Friday , 19 April 2024

“No Journalist Detained:” Iranian FM Minimizes Extent Of Protest Crackdown

Iranwire – The Iranian foreign minister has rejected widespread evidence that tens of thousands of people had been arrested during the anti-government protests that have swept Iran for more than four months, and that “no journalists” had been sent behind bars for doing their job.

Contrary to what Hossein Amir-Abdollahian suggested in an interview published by U.S. National Public Radio (NPR) on February 8, the authorities have cracked down hard on the demonstrations triggered by the September death of a 22-year-old Kurdish woman, Mahsa Amini, in the custody of Tehran’s morality police.

Human rights activists say security forces have killed more than 520 people and illegally detained over 19,000 in connection with the protests.

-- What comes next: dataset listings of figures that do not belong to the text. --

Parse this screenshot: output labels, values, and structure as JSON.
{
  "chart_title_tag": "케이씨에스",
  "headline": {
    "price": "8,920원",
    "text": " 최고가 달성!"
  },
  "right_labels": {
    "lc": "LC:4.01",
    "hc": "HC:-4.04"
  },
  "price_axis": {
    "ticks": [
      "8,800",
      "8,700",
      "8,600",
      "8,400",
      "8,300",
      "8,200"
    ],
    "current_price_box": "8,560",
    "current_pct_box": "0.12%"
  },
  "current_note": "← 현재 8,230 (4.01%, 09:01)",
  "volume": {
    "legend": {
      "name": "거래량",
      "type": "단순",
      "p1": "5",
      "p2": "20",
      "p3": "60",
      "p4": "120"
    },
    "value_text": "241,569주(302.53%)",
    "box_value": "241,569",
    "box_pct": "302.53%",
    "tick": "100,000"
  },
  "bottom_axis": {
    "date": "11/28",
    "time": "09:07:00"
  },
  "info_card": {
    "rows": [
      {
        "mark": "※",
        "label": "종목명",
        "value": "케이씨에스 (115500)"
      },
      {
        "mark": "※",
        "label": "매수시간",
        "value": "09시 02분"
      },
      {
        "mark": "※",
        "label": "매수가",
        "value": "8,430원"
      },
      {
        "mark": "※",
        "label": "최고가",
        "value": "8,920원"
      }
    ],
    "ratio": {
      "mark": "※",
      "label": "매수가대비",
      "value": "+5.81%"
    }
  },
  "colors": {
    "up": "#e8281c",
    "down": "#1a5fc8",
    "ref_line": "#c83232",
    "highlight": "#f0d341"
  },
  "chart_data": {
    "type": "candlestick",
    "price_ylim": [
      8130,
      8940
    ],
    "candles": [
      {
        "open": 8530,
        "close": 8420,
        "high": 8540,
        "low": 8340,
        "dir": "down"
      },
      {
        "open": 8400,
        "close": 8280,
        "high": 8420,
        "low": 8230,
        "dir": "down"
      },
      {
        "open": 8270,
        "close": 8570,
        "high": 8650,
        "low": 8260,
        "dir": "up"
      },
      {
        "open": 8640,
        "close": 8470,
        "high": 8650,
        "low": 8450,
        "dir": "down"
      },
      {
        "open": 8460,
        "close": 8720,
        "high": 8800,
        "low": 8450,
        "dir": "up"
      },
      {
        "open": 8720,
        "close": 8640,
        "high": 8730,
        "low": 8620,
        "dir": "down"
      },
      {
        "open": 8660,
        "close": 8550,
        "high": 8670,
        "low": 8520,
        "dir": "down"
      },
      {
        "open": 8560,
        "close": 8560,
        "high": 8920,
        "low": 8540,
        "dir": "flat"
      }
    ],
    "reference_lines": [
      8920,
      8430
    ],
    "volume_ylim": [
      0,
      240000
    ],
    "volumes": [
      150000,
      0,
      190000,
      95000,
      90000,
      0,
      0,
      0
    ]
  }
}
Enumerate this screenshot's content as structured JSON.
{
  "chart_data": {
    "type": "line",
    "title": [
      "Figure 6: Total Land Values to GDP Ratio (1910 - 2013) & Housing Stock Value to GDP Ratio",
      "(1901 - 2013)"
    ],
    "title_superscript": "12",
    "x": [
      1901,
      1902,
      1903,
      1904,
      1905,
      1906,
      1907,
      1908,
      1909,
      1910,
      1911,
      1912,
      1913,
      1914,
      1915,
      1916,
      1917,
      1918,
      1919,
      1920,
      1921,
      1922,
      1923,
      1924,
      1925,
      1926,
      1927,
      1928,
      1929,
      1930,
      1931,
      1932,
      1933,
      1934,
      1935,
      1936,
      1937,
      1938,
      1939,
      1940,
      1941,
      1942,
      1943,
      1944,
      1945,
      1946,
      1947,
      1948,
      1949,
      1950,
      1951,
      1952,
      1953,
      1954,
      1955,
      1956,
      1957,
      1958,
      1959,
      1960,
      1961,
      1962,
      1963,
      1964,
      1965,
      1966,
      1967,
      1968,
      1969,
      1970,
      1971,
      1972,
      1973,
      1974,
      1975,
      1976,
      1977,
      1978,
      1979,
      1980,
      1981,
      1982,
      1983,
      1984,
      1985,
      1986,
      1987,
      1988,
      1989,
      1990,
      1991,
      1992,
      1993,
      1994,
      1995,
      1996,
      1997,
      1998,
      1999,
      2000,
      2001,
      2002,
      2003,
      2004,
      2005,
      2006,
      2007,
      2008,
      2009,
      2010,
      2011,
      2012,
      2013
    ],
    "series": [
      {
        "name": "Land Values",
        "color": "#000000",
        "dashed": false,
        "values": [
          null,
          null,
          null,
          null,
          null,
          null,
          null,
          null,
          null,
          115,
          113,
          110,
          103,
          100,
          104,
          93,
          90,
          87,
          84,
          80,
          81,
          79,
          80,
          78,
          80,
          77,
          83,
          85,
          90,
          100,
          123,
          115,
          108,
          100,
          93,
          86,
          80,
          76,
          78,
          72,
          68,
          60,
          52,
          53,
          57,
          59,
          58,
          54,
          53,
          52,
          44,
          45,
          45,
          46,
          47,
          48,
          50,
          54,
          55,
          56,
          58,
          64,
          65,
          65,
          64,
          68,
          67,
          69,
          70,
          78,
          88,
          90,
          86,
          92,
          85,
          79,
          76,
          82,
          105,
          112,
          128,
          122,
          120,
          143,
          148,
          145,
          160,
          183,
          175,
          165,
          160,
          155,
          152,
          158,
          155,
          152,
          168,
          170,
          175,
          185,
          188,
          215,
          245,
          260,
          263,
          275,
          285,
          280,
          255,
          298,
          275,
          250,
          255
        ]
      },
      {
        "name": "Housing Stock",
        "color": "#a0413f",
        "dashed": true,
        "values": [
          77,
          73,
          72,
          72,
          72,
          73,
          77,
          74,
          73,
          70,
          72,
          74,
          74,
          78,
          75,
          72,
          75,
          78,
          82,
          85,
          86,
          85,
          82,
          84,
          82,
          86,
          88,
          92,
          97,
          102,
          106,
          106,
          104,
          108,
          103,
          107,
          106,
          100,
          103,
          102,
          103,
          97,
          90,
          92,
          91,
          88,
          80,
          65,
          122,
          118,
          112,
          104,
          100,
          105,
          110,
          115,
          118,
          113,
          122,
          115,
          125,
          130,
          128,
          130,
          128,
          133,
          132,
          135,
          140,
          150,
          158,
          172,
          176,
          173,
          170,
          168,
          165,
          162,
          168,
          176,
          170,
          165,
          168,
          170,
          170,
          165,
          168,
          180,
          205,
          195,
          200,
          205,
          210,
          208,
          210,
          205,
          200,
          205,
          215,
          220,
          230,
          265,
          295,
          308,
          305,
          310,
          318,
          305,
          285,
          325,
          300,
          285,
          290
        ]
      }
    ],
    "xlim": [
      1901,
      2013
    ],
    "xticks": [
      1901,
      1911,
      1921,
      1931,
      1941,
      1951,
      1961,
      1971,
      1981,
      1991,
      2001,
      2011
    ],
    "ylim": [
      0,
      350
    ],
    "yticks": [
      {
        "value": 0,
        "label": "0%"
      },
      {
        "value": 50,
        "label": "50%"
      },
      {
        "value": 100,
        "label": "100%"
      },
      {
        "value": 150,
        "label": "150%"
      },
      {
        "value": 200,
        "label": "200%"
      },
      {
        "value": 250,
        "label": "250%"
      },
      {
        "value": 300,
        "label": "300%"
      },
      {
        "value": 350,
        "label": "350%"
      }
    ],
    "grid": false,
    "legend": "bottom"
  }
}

Following biased trials, the judiciary has handed down stiff sentences to protesters, including capital punishment to about 20 people, mostly on non-murder charges. At least four of them have been executed so far amid international outrage.

Meanwhile, the authorities have detained, summoned and threatened dozens of journalists. Some of those arrested have been released but have been handed prison sentences.

Since the beginning of the year alone, at least eight journalists and photographers have been sent into custody for simply carrying out their journalistic activities. Four of them have been released on bail and are awaiting sentencing.

“Allow me to point out that when you say tens of thousands have been detained, well, this is not exactly accurate,” Amir-Abdollahian told NPR, adding that“those who were detained were people who played a role in the riots on the streets. That being said, hundreds were carried away.”

The minister also claimed that “no journalist was detained” during recent protests.

“We cannot confirm the detention of journalists in Iran. It’s very easy to relabel the person who has been detained. You could, at any moment, call that person in question a defendant of human rights, a journalist, among others,” he said.

The international community and United Nations officials disagree with Amir-Abdollahian’s views.

Last month, the UN human rights chief says that the Iranian government has “weaponized” criminal proceedings and the death penalty to “punish” protesters and “strike fear” into the population in an effort to suppress dissent.

The Iranian government “would better serve its interests and those of its people by listening to their grievances, and by undertaking the legal and policy reforms necessary to ensure respect for diversity of opinion, the rights to freedom of expression and assembly, and the full respect and protection of the rights of women in all areas of life,” UN High Commissioner for Human Rights Volker Türk said in a statement on January 10.

In November, the UN’s top human rights body, the Geneva-based Human Rights Council, backed a resolution to establish a fact-finding mission on human rights abuses committed by Iranian authorities in their bloody crackdown on the ongoing protests.

The mission is mandated to “collect, consolidate and analyze” evidence of rights violations, “especially with respect to women and children,” linked to the ongoing wave of protests, and to “preserve evidence” with a view to future prosecution.